German-Chilean mathematician

Robert Wertheimer Frucht (later known as Roberto Frucht) (9 August 1906 – 26 June 1997) was a German-Chilean mathematician; his research specialty was graph theory and the symmetries of graphs.

==Education and career==
In 1908, Frucht's family moved from Brünn, Austria-Hungary (now in the Czech Republic), where he was born, to Berlin. Frucht entered the University of Berlin in 1924 with an interest in differential geometry, but switched to group theory under the influence of his doctoral advisor, Issai Schur; he received his Ph.D. in 1931.

Unable to find academic employment in Germany due to his Jewish descent, he became an actuary in Trieste, but left Italy in 1938 because of the racial laws that came into effect at that time. He moved to Argentina, where relatives of his wife lived, and attempted to move from there to the United States, but his employment outside academia prevented him from obtaining the necessary visa. At the same time Robert Breusch, another German mathematician who had been working in Chile for three years but was leaving for the U.S., invited Frucht to fill his position at Federico Santa María Technical University in Valparaíso, Chile, where Frucht found an academic home beginning in 1939.

At Santa María, Frucht became dean of the faculty of mathematics and physics from 1948 to 1968, and retired to become an emeritus professor in 1970.

==Contributions==

The Frucht graph.

Frucht is known for Frucht's theorem, the result that every group can be realized as the group of symmetries of an undirected graph, and for the Frucht graph, one of the five smallest cubic graphs without any nontrivial symmetries.

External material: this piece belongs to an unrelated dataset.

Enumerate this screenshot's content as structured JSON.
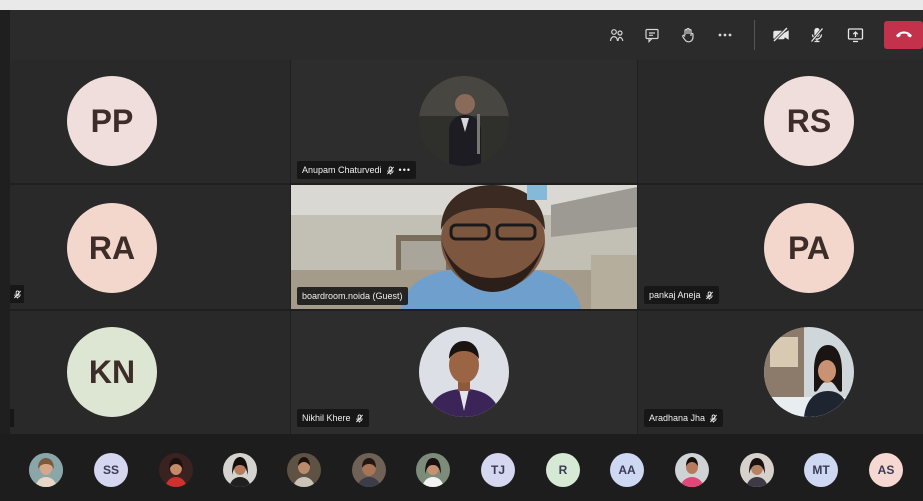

LCF notation, a method for describing cubic Hamiltonian graphs, was named for the initials of Joshua Lederberg, H. S. M. Coxeter, and Frucht, its key developers.

With Coxeter and David L. Powers, Frucht was coauthor of a book on zero-symmetric graphs, the cubic graphs that have exactly one symmetry taking each vertex to each other vertex.

==Recognition==
Frucht was elected to the Chilean Academy of Sciences as a corresponding member in 1979. A special issue of the Journal of Graph Theory was published in Frucht's honor in 1982, and the first three issues (1988-89) of the journal Scientia, Series A: Mathematical Sciences (the journal of the mathematics department of Federico Santa María Technical University) were published in honor of his 80th birthday.